Stout, a translator and nonprofit organizer by trade, says only one scholarship recipient has been forced to come to the United States, and that was because his life was at risk from an El Salvadoran gang. The program has enabled others to stay and make their communities better.

“This is the policy area that I feel that I am the best suited to be making decisions and recommendations about, because I understand the reality from the source countries, and I’ve been doing work in a source country …,” Stout said. “I’m anti desperation immigration. Visiting the border does not give you a full picture of what is actually happening with our immigration system. So touting visits to the border is a joke. It’s political theater, really.”

Rather than grandstanding, Stout believes in “making this a three-pronged approach, which is securing the border, making sure that we’re staffing up our immigration system resources, especially our courts — more judges and court staff in general to process people fairly quickly – and the third prong is investing. It’s beefing up our international development budget, our USAID budget, so that we can focus resources in the countries that are source countries.”

Finally, Stout would like to see a complete reformation of the legal work visa system.

“The lowest hanging fruit in all of this are H-2A [temporary agriculture] and H-2B [temporary non-agriculture] visas,” Stout said. “That’s where we should be focusing. That’s a bipartisan place to operate from because that’s about industry, that’s about economics and resilient economies, employment, making sure that we have food security. Mountain towns definitely need it from the hospitality standpoint, and communities like mine need it from an agriculture standpoint.”

Recently appointed Vail Mayor Travis Coggin, a development consultant and part-time ski patroller who grew up in Vail from third grade on, praises the partnership between Colorado ski towns and Mexico – both from a visitation and labor standpoint.

“The national conversation couldn’t be further from reality here,” Coggin said in a recent interview. “The relationship in the Town of Vail, and valley-wide, and from Aspen to Vail to Steamboat, every resort community, it is the unwritten partnership of all partnerships, right? Mexico, Costa Rica, all of Latin America, wherever immigrants are coming from, this community shuts down without them working and being a part of our community.”

Alex Sánchez, president and CEO of the advocacy group Voces Unidas de las Montañas in Glenwood Springs, would like to see that relationship result in better housing opportunities for Latinos in prohibitively expensive resort communities. Sánchez last legislative session helped pass a law to hopefully improve water quality in mobile home parks where many Latino families live in crowded conditions.

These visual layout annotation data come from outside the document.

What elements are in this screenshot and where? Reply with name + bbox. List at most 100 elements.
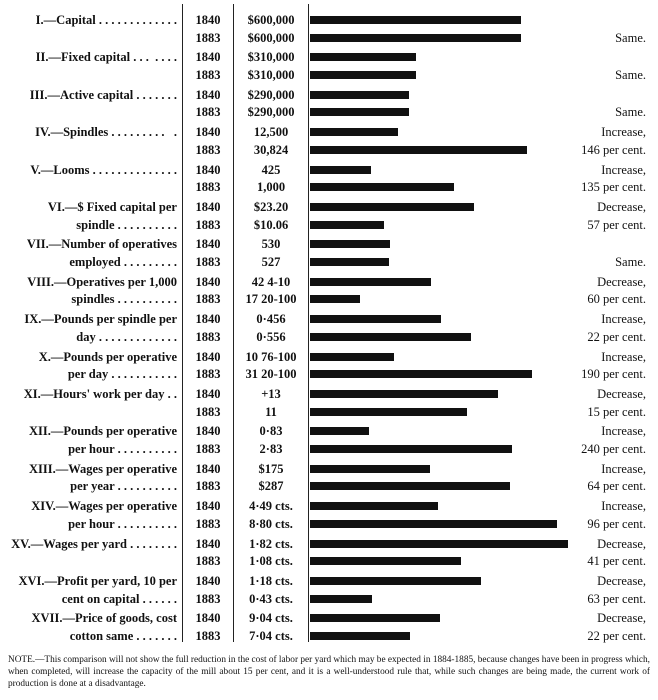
change: 22 per cent. xyxy=(587,629,646,643)
bar xyxy=(310,332,471,341)
bar xyxy=(310,203,474,211)
year: 1840 xyxy=(195,461,221,476)
change: Same. xyxy=(615,105,646,120)
value: $290,000 xyxy=(247,87,295,102)
year: 1883 xyxy=(195,442,221,456)
change: Decrease, xyxy=(597,536,646,551)
row-label: XVI.—Profit per yard, 10 per xyxy=(18,574,177,588)
row-label: per hour . . . . . . . . . . xyxy=(68,442,177,456)
value: 12,500 xyxy=(253,125,289,140)
row-label: per year . . . . . . . . . . xyxy=(70,479,177,494)
column-rule xyxy=(182,4,183,642)
bar xyxy=(310,464,430,473)
row-label: spindle . . . . . . . . . . xyxy=(76,217,177,232)
value: 0·556 xyxy=(256,329,286,344)
year: 1883 xyxy=(195,142,221,157)
year: 1840 xyxy=(195,574,221,588)
year: 1840 xyxy=(195,13,221,27)
value: $310,000 xyxy=(247,68,295,82)
row-label: XV.—Wages per yard . . . . . . . . xyxy=(11,536,177,551)
change: 41 per cent. xyxy=(587,554,646,569)
bar xyxy=(310,128,398,137)
row-label: II.—Fixed capital . . . . . . . xyxy=(35,50,177,65)
bar xyxy=(310,90,409,99)
year: 1840 xyxy=(195,200,221,214)
change: 96 per cent. xyxy=(587,516,646,531)
year: 1883 xyxy=(195,404,221,419)
change: Decrease, xyxy=(597,574,646,588)
change: 63 per cent. xyxy=(587,591,646,606)
row-label: VI.—$ Fixed capital per xyxy=(47,200,177,214)
bar xyxy=(310,165,371,174)
value: 4·49 cts. xyxy=(249,499,293,514)
bar xyxy=(310,594,372,603)
bar xyxy=(310,482,510,491)
value: 530 xyxy=(261,237,281,252)
change: Decrease, xyxy=(597,200,646,214)
row-label: employed . . . . . . . . . xyxy=(69,255,177,269)
change: Decrease, xyxy=(597,611,646,626)
bar xyxy=(310,445,512,453)
change: 240 per cent. xyxy=(581,442,646,456)
bar xyxy=(310,632,410,640)
value: 0·43 cts. xyxy=(249,591,293,606)
row-label: V.—Looms . . . . . . . . . . . . . . xyxy=(30,162,177,177)
value: 425 xyxy=(261,162,281,177)
year: 1883 xyxy=(195,516,221,531)
year: 1883 xyxy=(195,217,221,232)
bar xyxy=(310,502,438,511)
bar xyxy=(310,108,409,117)
bar xyxy=(310,390,498,398)
change: 190 per cent. xyxy=(581,367,646,382)
value: 42 4-10 xyxy=(251,274,291,289)
change: 60 per cent. xyxy=(587,292,646,307)
year: 1840 xyxy=(195,499,221,514)
row-label: XII.—Pounds per operative xyxy=(28,424,177,439)
change: Same. xyxy=(615,255,646,269)
value: $10.06 xyxy=(253,217,289,232)
change: 64 per cent. xyxy=(587,479,646,494)
row-label: XI.—Hours' work per day . . xyxy=(23,387,177,401)
bar xyxy=(310,407,467,416)
change: Decrease, xyxy=(597,387,646,401)
bar xyxy=(310,557,461,566)
row-label: XIII.—Wages per operative xyxy=(28,461,177,476)
year: 1840 xyxy=(195,424,221,439)
change: Increase, xyxy=(601,499,646,514)
value: 1·08 cts. xyxy=(249,554,293,569)
bar xyxy=(310,71,416,79)
value: 9·04 cts. xyxy=(249,611,293,626)
change: Same. xyxy=(615,68,646,82)
row-label: day . . . . . . . . . . . . . xyxy=(76,329,177,344)
bar xyxy=(310,145,527,154)
year: 1883 xyxy=(195,180,221,195)
change: Decrease, xyxy=(597,274,646,289)
year: 1883 xyxy=(195,629,221,643)
year: 1883 xyxy=(195,255,221,269)
value: 1,000 xyxy=(256,180,286,195)
row-label: cent on capital . . . . . . xyxy=(61,591,177,606)
year: 1840 xyxy=(195,274,221,289)
value: 0·83 xyxy=(259,424,283,439)
value: 10 76-100 xyxy=(245,349,297,364)
row-label: spindles . . . . . . . . . . xyxy=(71,292,177,307)
bar xyxy=(310,16,521,24)
value: 0·456 xyxy=(256,312,286,327)
value: 11 xyxy=(265,404,277,419)
bar xyxy=(310,539,568,548)
value: 31 20-100 xyxy=(245,367,297,382)
change: 22 per cent. xyxy=(587,329,646,344)
change: Increase, xyxy=(601,162,646,177)
bar xyxy=(310,519,557,528)
value: 2·83 xyxy=(259,442,283,456)
year: 1840 xyxy=(195,312,221,327)
bar xyxy=(310,277,431,286)
year: 1883 xyxy=(195,329,221,344)
change: 15 per cent. xyxy=(587,404,646,419)
row-label: VIII.—Operatives per 1,000 xyxy=(27,274,177,289)
column-rule xyxy=(308,4,309,642)
change: Increase, xyxy=(601,349,646,364)
change: Increase, xyxy=(601,424,646,439)
bar xyxy=(310,315,441,324)
year: 1883 xyxy=(195,30,221,45)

“We want to make sure that these policymakers understand that they’ve been neglecting our community, that they have failed our community,” Sánchez said. “Undignified housing should not be the standard for Eagle, for Vail, for Avon, for Aspen, for Breckenridge, and so we need to find better housing options for working families like Latinos who happen to predominantly live in these mobile home park communities.”